On November 12, 2020, the apartments of Gebremariam and a number of other activists of the Belarusian Union of Students were searched, and the activists detained and taken to the KGB. On November 13, it became known that Alana was in the KGB pre-trial detention center on a criminal case on organizing actions grossly violating public order (part 1 of article 342 of the Criminal Code of the Republic of Belarus).

In a joint statement of fifteen organizations, including the Viasna Human Rights Centre, the Belarusian Association of Journalists, the Belarusian Helsinki Committee, the Belarusian PEN Center, dated November 18, 2020, Gebremariam was recognized as a political prisoner. On December 7, 2020, MEP Katarina Barley took over the patronage of the political prisoner.

On March 16, 2021, the first charges were filed by the Investigative Committee against Gebremariam and other participants in the “case of the students” and university teachers.

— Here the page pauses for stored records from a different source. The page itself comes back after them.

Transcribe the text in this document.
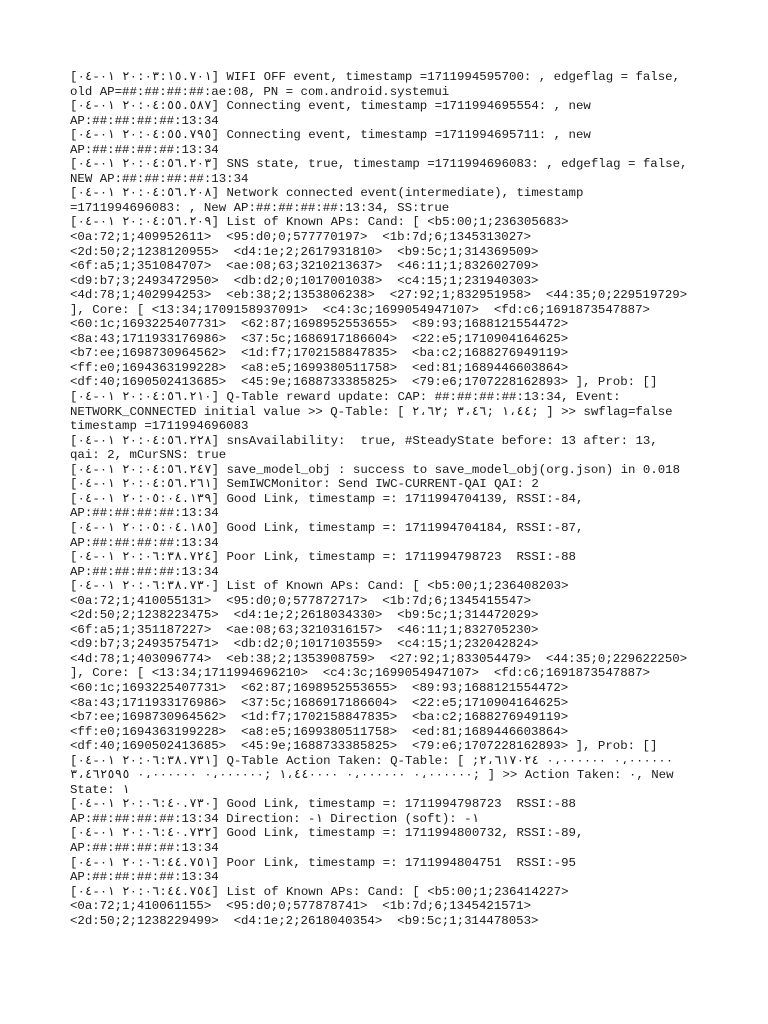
[٢٠:٠٣:١٥.٧٠١ ٠١-٠٤] WIFI OFF event, timestamp =1711994595700: , edgeflag = false,
old AP=##:##:##:##:ae:08, PN = com.android.systemui
[٢٠:٠٤:٥٥.٥٨٧ ٠١-٠٤] Connecting event, timestamp =1711994695554: , new
AP:##:##:##:##:13:34
[٢٠:٠٤:٥٥.٧٩٥ ٠١-٠٤] Connecting event, timestamp =1711994695711: , new
AP:##:##:##:##:13:34
[٢٠:٠٤:٥٦.٢٠٣ ٠١-٠٤] SNS state, true, timestamp =1711994696083: , edgeflag = false,
NEW AP:##:##:##:##:13:34
[٢٠:٠٤:٥٦.٢٠٨ ٠١-٠٤] Network connected event(intermediate), timestamp
=1711994696083: , New AP:##:##:##:##:13:34, SS:true
[٢٠:٠٤:٥٦.٢٠٩ ٠١-٠٤] List of Known APs: Cand: [ <b5:00;1;236305683>
<0a:72;1;409952611>  <95:d0;0;577770197>  <1b:7d;6;1345313027>
<2d:50;2;1238120955>  <d4:1e;2;2617931810>  <b9:5c;1;314369509>
<6f:a5;1;351084707>  <ae:08;63;3210213637>  <46:11;1;832602709>
<d9:b7;3;2493472950>  <db:d2;0;1017001038>  <c4:15;1;231940303>
<4d:78;1;402994253>  <eb:38;2;1353806238>  <27:92;1;832951958>  <44:35;0;229519729>
], Core: [ <13:34;1709158937091>  <c4:3c;1699054947107>  <fd:c6;1691873547887>
<60:1c;1693225407731>  <62:87;1698952553655>  <89:93;1688121554472>
<8a:43;1711933176986>  <37:5c;1686917186604>  <22:e5;1710904164625>
<b7:ee;1698730964562>  <1d:f7;1702158847835>  <ba:c2;1688276949119>
<ff:e0;1694363199228>  <a8:e5;1699380511758>  <ed:81;1689446603864>
<df:40;1690502413685>  <45:9e;1688733385825>  <79:e6;1707228162893> ], Prob: []
[٢٠:٠٤:٥٦.٢١٠ ٠١-٠٤] Q-Table reward update: CAP: ##:##:##:##:13:34, Event:
NETWORK_CONNECTED initial value >> Q-Table: [ ١،٤٤ ;٣،٤٦ ;٢،٦٢; ] >> swflag=false
timestamp =1711994696083
[٢٠:٠٤:٥٦.٢٢٨ ٠١-٠٤] snsAvailability:  true, #SteadyState before: 13 after: 13,
qai: 2, mCurSNS: true
[٢٠:٠٤:٥٦.٢٤٧ ٠١-٠٤] save_model_obj : success to save_model_obj(org.json) in 0.018
[٢٠:٠٤:٥٦.٢٦١ ٠١-٠٤] SemIWCMonitor: Send IWC-CURRENT-QAI QAI: 2
[٢٠:٠٥:٠٤.١٣٩ ٠١-٠٤] Good Link, timestamp =: 1711994704139, RSSI:-84,
AP:##:##:##:##:13:34
[٢٠:٠٥:٠٤.١٨٥ ٠١-٠٤] Good Link, timestamp =: 1711994704184, RSSI:-87,
AP:##:##:##:##:13:34
[٢٠:٠٦:٣٨.٧٢٤ ٠١-٠٤] Poor Link, timestamp =: 1711994798723  RSSI:-88
AP:##:##:##:##:13:34
[٢٠:٠٦:٣٨.٧٣٠ ٠١-٠٤] List of Known APs: Cand: [ <b5:00;1;236408203>
<0a:72;1;410055131>  <95:d0;0;577872717>  <1b:7d;6;1345415547>
<2d:50;2;1238223475>  <d4:1e;2;2618034330>  <b9:5c;1;314472029>
<6f:a5;1;351187227>  <ae:08;63;3210316157>  <46:11;1;832705230>
<d9:b7;3;2493575471>  <db:d2;0;1017103559>  <c4:15;1;232042824>
<4d:78;1;403096774>  <eb:38;2;1353908759>  <27:92;1;833054479>  <44:35;0;229622250>
], Core: [ <13:34;1711994696210>  <c4:3c;1699054947107>  <fd:c6;1691873547887>
<60:1c;1693225407731>  <62:87;1698952553655>  <89:93;1688121554472>
<8a:43;1711933176986>  <37:5c;1686917186604>  <22:e5;1710904164625>
<b7:ee;1698730964562>  <1d:f7;1702158847835>  <ba:c2;1688276949119>
<ff:e0;1694363199228>  <a8:e5;1699380511758>  <ed:81;1689446603864>
<df:40;1690502413685>  <45:9e;1688733385825>  <79:e6;1707228162893> ], Prob: []
[٢٠:٠٦:٣٨.٧٣١ ٠١-٠٤] Q-Table Action Taken: Q-Table: [ ;٠،٠٠٠٠٠٠ ٠،٠٠٠٠٠٠ ٢،٦١٧٠٢٤
٠،٠٠٠٠٠٠ ٠،٠٠٠٠٠٠ ١،٤٤٠٠٠٠ ;٠،٠٠٠٠٠٠ ٠،٠٠٠٠٠٠ ٣،٤٦٢٥٩٥; ] >> Action Taken: ٠, New
State: ١
[٢٠:٠٦:٤٠.٧٣٠ ٠١-٠٤] Good Link, timestamp =: 1711994798723  RSSI:-88
AP:##:##:##:##:13:34 Direction: -١ Direction (soft): -١
[٢٠:٠٦:٤٠.٧٣٢ ٠١-٠٤] Good Link, timestamp =: 1711994800732, RSSI:-89,
AP:##:##:##:##:13:34
[٢٠:٠٦:٤٤.٧٥١ ٠١-٠٤] Poor Link, timestamp =: 1711994804751  RSSI:-95
AP:##:##:##:##:13:34
[٢٠:٠٦:٤٤.٧٥٤ ٠١-٠٤] List of Known APs: Cand: [ <b5:00;1;236414227>
<0a:72;1;410061155>  <95:d0;0;577878741>  <1b:7d;6;1345421571>
<2d:50;2;1238229499>  <d4:1e;2;2618040354>  <b9:5c;1;314478053>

On July 16, 2021, the Sovietsky District Court of the city of Minsk sentenced by Marina Fedorova, already blacklisted by the European Union on December 17, 2020, for numerous politically motivated sentences, as well as prosecutors: Anastasia Maliko, Roman Chabatarov and, together with other participants in the case, to 2 years and 6 months in prison. Gebremariam served her sentence at penal colony no. 4 in Gomel alongside fellow student activists, including Ksenia Syramalot and Yana Arabeika.

On November 30, 2022, Gebremariam was released from jail.